A Rhythm Relay Competition
This is an activity that is suited for advanced or high school music students. Keep in mind that this activity will only be successful with students who are capable of reading and writing staff notation. Here's a step-by-step look at how it works:
- Divide your class into teams of between six and 10 students.
- Ask each team to form a single line.
- Have the instructor write a rhythm down on paper.
- The last member of each team should come forward to view the rhythm that was written down before returning to the back of the line.
- The instructor then instructs the person who just returned to the line to gently tap the rhythm on the shoulder of the person in front of them.
- Each person in the line does the same thing until the rhythm reaches the person standing at the front of the line.
- The person at the front of the line for each team then comes forward to write the rhythm down on a chalkboard at the front of the classroom.
- The first team to jot down the correct rhythm wins!
This game essentially works like the classic "telephone" game for musicians. This is a really fun way to allow students to use their musical skills in an unconventional way. It also helps to strengthen a "team" feeling among peers.

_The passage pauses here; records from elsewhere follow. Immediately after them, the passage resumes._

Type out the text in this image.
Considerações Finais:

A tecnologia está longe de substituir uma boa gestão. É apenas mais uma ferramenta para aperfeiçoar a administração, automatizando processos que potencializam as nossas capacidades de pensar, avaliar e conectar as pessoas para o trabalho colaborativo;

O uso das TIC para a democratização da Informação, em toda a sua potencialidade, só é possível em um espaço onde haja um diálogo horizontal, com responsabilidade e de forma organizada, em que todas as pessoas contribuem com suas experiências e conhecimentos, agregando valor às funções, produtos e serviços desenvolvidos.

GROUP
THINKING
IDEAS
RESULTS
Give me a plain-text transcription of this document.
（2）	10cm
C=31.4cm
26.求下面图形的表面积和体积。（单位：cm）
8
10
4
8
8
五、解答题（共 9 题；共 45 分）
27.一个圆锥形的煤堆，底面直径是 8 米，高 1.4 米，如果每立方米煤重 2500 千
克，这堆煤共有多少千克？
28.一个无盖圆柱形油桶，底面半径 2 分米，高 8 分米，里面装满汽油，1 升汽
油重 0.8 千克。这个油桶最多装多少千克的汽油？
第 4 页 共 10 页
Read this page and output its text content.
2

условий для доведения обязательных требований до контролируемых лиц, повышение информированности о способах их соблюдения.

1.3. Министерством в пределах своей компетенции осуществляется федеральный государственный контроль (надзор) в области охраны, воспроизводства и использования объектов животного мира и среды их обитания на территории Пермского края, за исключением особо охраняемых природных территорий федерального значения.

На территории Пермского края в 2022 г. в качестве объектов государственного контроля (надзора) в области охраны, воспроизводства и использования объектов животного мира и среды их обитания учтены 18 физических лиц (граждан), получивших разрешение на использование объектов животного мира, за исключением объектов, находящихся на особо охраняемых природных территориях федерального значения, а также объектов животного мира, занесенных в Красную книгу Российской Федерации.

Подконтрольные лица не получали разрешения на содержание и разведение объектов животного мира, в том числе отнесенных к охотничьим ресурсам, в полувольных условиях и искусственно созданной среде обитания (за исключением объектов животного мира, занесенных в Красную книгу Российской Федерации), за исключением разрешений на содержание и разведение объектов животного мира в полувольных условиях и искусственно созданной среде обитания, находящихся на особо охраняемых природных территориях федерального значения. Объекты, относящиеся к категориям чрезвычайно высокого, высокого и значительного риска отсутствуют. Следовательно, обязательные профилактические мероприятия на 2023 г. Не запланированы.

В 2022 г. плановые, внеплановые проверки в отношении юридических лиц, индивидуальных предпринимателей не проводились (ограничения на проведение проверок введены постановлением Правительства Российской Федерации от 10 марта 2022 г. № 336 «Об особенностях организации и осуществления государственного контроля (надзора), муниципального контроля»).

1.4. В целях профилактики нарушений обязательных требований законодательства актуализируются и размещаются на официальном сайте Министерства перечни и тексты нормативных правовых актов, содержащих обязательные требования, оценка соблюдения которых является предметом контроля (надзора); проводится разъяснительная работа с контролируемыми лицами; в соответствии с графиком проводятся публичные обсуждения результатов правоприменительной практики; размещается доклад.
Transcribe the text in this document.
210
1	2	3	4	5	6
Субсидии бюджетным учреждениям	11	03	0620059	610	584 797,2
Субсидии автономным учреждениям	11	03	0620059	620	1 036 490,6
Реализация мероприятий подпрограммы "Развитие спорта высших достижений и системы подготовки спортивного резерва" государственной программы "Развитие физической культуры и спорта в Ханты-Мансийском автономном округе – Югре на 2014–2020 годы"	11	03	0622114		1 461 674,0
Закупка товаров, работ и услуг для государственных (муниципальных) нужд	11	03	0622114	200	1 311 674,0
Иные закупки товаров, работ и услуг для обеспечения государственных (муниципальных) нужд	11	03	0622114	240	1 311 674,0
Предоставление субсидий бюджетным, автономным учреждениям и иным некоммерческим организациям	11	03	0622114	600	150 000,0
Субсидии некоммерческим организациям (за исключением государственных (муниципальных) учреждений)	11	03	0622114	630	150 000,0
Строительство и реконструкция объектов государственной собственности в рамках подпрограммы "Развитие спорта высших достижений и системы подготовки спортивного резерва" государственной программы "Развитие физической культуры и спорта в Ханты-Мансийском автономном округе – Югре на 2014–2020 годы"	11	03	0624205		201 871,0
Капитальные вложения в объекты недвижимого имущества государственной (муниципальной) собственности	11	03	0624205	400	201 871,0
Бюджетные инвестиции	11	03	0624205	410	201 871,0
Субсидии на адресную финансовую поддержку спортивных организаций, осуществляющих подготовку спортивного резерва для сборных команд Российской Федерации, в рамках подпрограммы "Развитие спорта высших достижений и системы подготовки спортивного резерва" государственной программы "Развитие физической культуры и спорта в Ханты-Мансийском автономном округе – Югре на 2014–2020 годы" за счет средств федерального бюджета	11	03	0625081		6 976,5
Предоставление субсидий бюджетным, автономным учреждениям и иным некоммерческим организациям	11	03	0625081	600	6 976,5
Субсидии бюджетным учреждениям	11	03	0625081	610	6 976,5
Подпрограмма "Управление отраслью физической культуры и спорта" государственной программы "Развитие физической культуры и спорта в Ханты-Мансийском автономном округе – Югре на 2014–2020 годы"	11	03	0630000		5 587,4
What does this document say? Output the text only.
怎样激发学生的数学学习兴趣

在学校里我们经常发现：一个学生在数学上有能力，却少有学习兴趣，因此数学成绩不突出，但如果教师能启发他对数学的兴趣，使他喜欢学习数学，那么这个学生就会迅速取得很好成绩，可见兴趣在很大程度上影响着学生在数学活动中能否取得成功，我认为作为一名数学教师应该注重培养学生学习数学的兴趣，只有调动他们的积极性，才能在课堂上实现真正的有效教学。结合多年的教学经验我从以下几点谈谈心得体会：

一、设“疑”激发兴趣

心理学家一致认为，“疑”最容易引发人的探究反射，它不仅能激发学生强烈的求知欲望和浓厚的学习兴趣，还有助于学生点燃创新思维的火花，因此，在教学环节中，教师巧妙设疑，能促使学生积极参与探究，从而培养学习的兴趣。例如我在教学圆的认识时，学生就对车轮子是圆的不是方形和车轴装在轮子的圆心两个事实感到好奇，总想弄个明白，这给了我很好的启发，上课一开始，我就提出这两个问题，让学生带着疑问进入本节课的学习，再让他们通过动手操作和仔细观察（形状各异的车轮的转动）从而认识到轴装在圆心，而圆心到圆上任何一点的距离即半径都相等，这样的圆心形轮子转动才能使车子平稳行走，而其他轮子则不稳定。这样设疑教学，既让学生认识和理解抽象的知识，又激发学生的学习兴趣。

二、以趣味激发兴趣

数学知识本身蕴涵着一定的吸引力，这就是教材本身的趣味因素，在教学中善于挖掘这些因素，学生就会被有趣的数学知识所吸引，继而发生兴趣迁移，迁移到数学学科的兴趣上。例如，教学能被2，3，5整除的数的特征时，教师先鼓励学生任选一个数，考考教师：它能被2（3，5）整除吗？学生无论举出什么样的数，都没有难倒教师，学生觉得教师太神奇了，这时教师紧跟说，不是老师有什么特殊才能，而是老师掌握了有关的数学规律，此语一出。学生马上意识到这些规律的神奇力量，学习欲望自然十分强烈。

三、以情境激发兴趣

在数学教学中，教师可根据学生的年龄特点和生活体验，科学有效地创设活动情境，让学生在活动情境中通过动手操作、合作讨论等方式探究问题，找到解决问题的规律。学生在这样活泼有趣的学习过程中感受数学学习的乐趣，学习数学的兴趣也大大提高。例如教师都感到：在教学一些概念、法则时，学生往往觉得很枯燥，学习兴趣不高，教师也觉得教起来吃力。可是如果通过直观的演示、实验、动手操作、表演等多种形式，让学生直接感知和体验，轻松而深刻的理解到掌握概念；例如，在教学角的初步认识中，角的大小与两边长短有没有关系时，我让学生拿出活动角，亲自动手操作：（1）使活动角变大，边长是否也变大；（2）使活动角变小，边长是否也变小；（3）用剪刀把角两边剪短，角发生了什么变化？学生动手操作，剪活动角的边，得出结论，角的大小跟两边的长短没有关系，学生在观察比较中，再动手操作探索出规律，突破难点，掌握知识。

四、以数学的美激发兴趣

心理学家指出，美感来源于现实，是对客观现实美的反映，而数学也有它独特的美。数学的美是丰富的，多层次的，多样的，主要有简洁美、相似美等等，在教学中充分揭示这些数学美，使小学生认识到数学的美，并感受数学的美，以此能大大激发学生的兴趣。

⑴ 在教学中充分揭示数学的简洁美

This is a really fun game for elementary-aged students. You can typically find bingo cards with instruments on them for sale. Of course, you can also simply make your own using a program on your computer that allows you to paste in images.
Instrument bingo entails exactly what the name implies! Students will use cards with boxes filled with instruments. An instructor will call out the names of instruments until one student gets enough across, down or horizontal to win. Most bingo cards contain 24 squares in total. You have freedom to amend the official rules to fit what you think your classroom can handle. A variation of this game uses recordings of actual instrument sounds instead of calling out the names of instruments.
There's Always Learning in Music
Music games fit so naturally in a classroom setting because music stimulates brain activity and provides positive cognitive benefits. That means that just playing background music while children take part in creative activities could create positive effects within a classroom setting. Of course, music-focused activities allow students to engage with music in action!
Many instructors and teachers see great results after introducing music and musical activities into the classroom. What do your students have to gain by interacting with music in meaningful ways? Start building musical activities into the weekly schedule to discover the positive things that can happen!